Hastings’ history came to life with this special historical image projection show, brought to you by the team from Walk of Wonders.
Throughout the 150th Commemoration weekend of 7-9 July this special historical image show was projected on the exterior of the Opera House at Toitoi - Hawke's Bay Arts and Event Centre. An immersive creative, visual and audio experience for all ages, this exciting display showed a wide range of historical images that reflect Hastings’ history from the 1870s through to the 1980s.
Below is the video that displayed as well as some of the significant photos.
Thomas Tanner – known as the ‘Father’ of Hastings.
According to Maori history, in 1870, Tanner and five other men purchased the entire block from 10 Māori owners, who had been appointed the Crown Grantees of the block on behalf of their hapū. They became known as “The Apostles” – named after the 12 blocks of land they occupied.
Henare Tōmoana and Kariatiana Takamoana
The area of land now known as Hastings City Centre, was once referred to as Karamu Junction. In 1864, Henare Tōmoana and Kariatiana Takamoana leased part of the Heretaunga Block to settler Thomas Tanner.
Francis Hicks and Family.
Thomas Tanner leased and then sold land to Mr Francis Hicks of Karamū. In July 1873, Hicks put up for sale 100 acres of his land, divided into town and suburban sections. On July 8, 144 sections were auctioned, signifying the start of Hastings township.
The railway was a significant factor in influencing the growth of Hastings. Francis Hicks gave land to the government for a railway station and further development.
Farmers and graziers
Surrounded by the fertile Heretaunga Plains, Hastings became a commercial centre for farmers and graziers in the late 1800’s.
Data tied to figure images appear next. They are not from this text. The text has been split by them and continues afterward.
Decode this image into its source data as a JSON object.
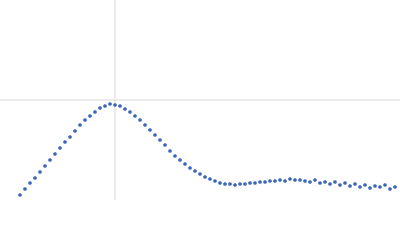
{
  "chart_data": {
    "type": "scatter",
    "color": "#3b66b8",
    "xlim": [
      0,
      400
    ],
    "ylim": [
      0,
      200
    ],
    "reference_lines": {
      "x": [
        115
      ],
      "y": [
        100
      ]
    },
    "x": [
      20,
      25,
      30,
      35,
      40,
      45,
      50,
      55,
      60,
      65,
      70,
      75,
      80,
      85,
      90,
      95,
      100,
      105,
      110,
      115,
      120,
      125,
      130,
      135,
      140,
      145,
      150,
      155,
      160,
      165,
      170,
      175,
      180,
      185,
      190,
      195,
      200,
      205,
      210,
      215,
      220,
      225,
      230,
      235,
      240,
      245,
      250,
      255,
      260,
      265,
      270,
      275,
      280,
      285,
      290,
      295,
      300,
      305,
      310,
      315,
      320,
      325,
      330,
      335,
      340,
      345,
      350,
      355,
      360,
      365,
      370,
      375,
      380,
      385,
      390,
      395
    ],
    "values": [
      5,
      11,
      17,
      22,
      28,
      34,
      40,
      46,
      52,
      58,
      63,
      69,
      75,
      80,
      84,
      88,
      92,
      94,
      96,
      95,
      94,
      91,
      88,
      84,
      80,
      75,
      70,
      65,
      60,
      55,
      49,
      44,
      40,
      36,
      32,
      29,
      26,
      23,
      21,
      19,
      17,
      16,
      16,
      15,
      16,
      16,
      17,
      17,
      18,
      18,
      19,
      19,
      20,
      19,
      21,
      20,
      20,
      19,
      18,
      20,
      17,
      18,
      16,
      18,
      15,
      17,
      14,
      16,
      13,
      15,
      12,
      14,
      13,
      15,
      11,
      13
    ]
  }
}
The Beginnings of FL Bone, Hector Jones and Tong & Peryer.
Some city businesses have been around for nearly 150 years, including Tong & Peryer Funeral Directors, F L Bone, Hector Jones, Hastings Building Society (SBS Bank) and Holly Bacon.
View of Lyndon Road and Railway Road, looking south. 1907.
Marama Performance, 1920.
Arts and culture had been firmly established in our community since 1915, with the official opening of Hastings’ own Opera House, next to the Municipal Building
Hastings Women’s Rest
The Hastings Women’s Rest was built on Russell Street in 1921. In a first for New Zealand, a dedicated space was provided for mothers and, as advertised, a “safe place for girls working in Hastings”. This building still stands as the Heretaunga Women’s Centre.
Methodist Church after the earthquake
The face of the town changed in 1931 following the devastating Hawke’s Bay earthquake, which killed 93 people in Hastings.
Leopard Beers advertising and Westerman’s.
Following the earthquake, the central business district was rebuilt in the fashion of the time – Art Deco – and today has the most buildings of its kind anywhere in New Zealand, including Napier.
The Jubilee Arches on Heretaunga Street
Hastings turned 50 in July 1923. To celebrate a colourful and popular Jubilee Carnival was held in October of that year.
Sir James Wattie with HRH Queen Elizabeth II
In 1934, James Wattie walked the streets of the newly reconstructed city to raise money from local businessmen for a canning business.
“Wattie’s” became a much-loved Kiwi brand, helping our district gain the title of “The Fruit Bowl of New Zealand”.
Rush Munro’s is New Zealand’s oldest ice creamery at nearly 100 years old!
The duck pond at Cornwall Park.
Many of the beautiful parks our families enjoy today were established by the city fathers, including Cornwall, Frimley and Windsor parks.
The Blossom Parade became a popular annual event in the 1950s, with float entries from across the North Island. Today, it’s the highlight of the Hastings Blossom Festival, attended by over 20,000 people every year.
Hastings Town Centre
In 1956 Hastings was proclaimed a city. The City Council’s coat of arms captured the district's spirit with the Latin phrase: Urbis et Ruris Concordia – town and country in harmony.
Hastings City Council became Hastings District Council in 1989, incorporating the Havelock North Borough Council and Hawke’s Bay County Council areas, a total of just over five thousand square kilometres.